From tree- to loop-simplicity in affine Toda theories II: higher-order poles and cut decompositions

TL;DR

This paper extends a cutting method for scalar theories to higher loops in affine Toda models, simplifying complex diagrams and confirming consistency with bootstrap results through cancellation mechanisms.

Contribution

It generalizes the cut method to multi-loop diagrams in affine Toda theories, revealing a simplification mechanism and confirming bootstrap predictions.

Findings

Most cut diagrams cancel out, leaving only a few contributing to the result.

The method confirms the Laurent expansion coefficients match bootstrap results.

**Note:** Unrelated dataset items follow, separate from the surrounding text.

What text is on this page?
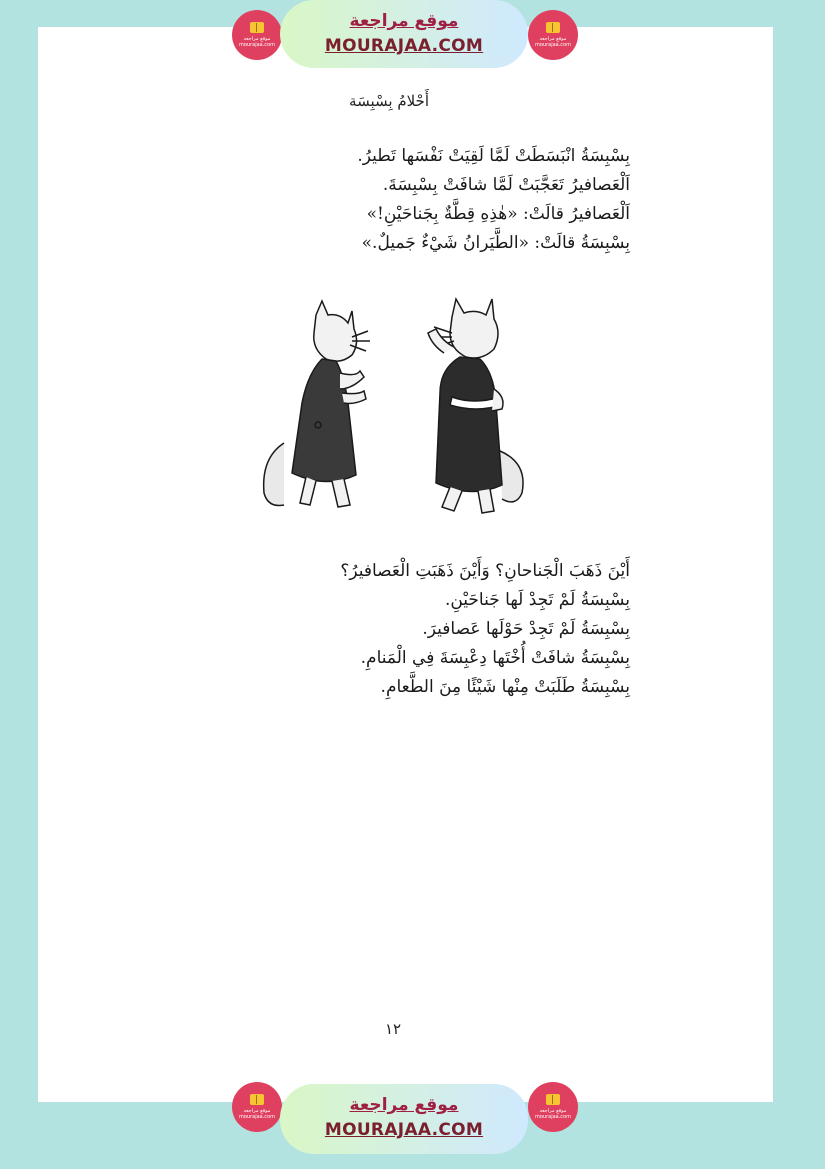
موقع مراجعة
mourajaa.com
موقع مراجعة
MOURAJAA.COM	موقع مراجعة
mourajaa.com
أَحْلامُ بِسْبِسَة
بِسْبِسَةُ انْبَسَطَتْ لَمَّا لَقِيَتْ نَفْسَها تَطيرُ.
اَلْعَصافيرُ تَعَجَّبَتْ لَمَّا شافَتْ بِسْبِسَةَ.
اَلْعَصافيرُ قالَتْ: «هٰذِهِ قِطَّةٌ بِجَناحَيْنِ!»
بِسْبِسَةُ قالَتْ: «الطَّيَرانُ شَيْءٌ جَميلٌ.»
أَيْنَ ذَهَبَ الْجَناحانِ؟ وَأَيْنَ ذَهَبَتِ الْعَصافيرُ؟
بِسْبِسَةُ لَمْ تَجِدْ لَها جَناحَيْنِ.
بِسْبِسَةُ لَمْ تَجِدْ حَوْلَها عَصافيرَ.
بِسْبِسَةُ شافَتْ أُخْتَها دِعْبِسَةَ فِي الْمَنامِ.
بِسْبِسَةُ طَلَبَتْ مِنْها شَيْئًا مِنَ الطَّعامِ.
١٢
موقع مراجعة
mourajaa.com
موقع مراجعة
MOURAJAA.COM
موقع مراجعة
mourajaa.com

A cancellation mechanism akin to Gauss's theorem explains diagram simplifications.

Abstract

Recently we showed how, in two-dimensional scalar theories, one-loop threshold diagrams can be cut into the product of one or more tree-level diagrams arXiv:2206.09368. Using this method on the ADE series of Toda models, we computed the double- and single-pole coefficients of the Laurent expansion of the S-matrix around a pole of arbitrary even order, finding agreement with the bootstrapped results. Here we generalise the cut method explained in arXiv:2206.09368 to multiple loops and use it to simplify large networks of singular diagrams. We observe that only a small number of cut diagrams survive and contribute to the expected bootstrapped result, while most of them cancel each other out through a mechanism inherited from the tree-level integrability of these models. The simplification mechanism between cut diagrams inside networks is reminiscent of Gauss's theorem in the space of Feynman diagrams.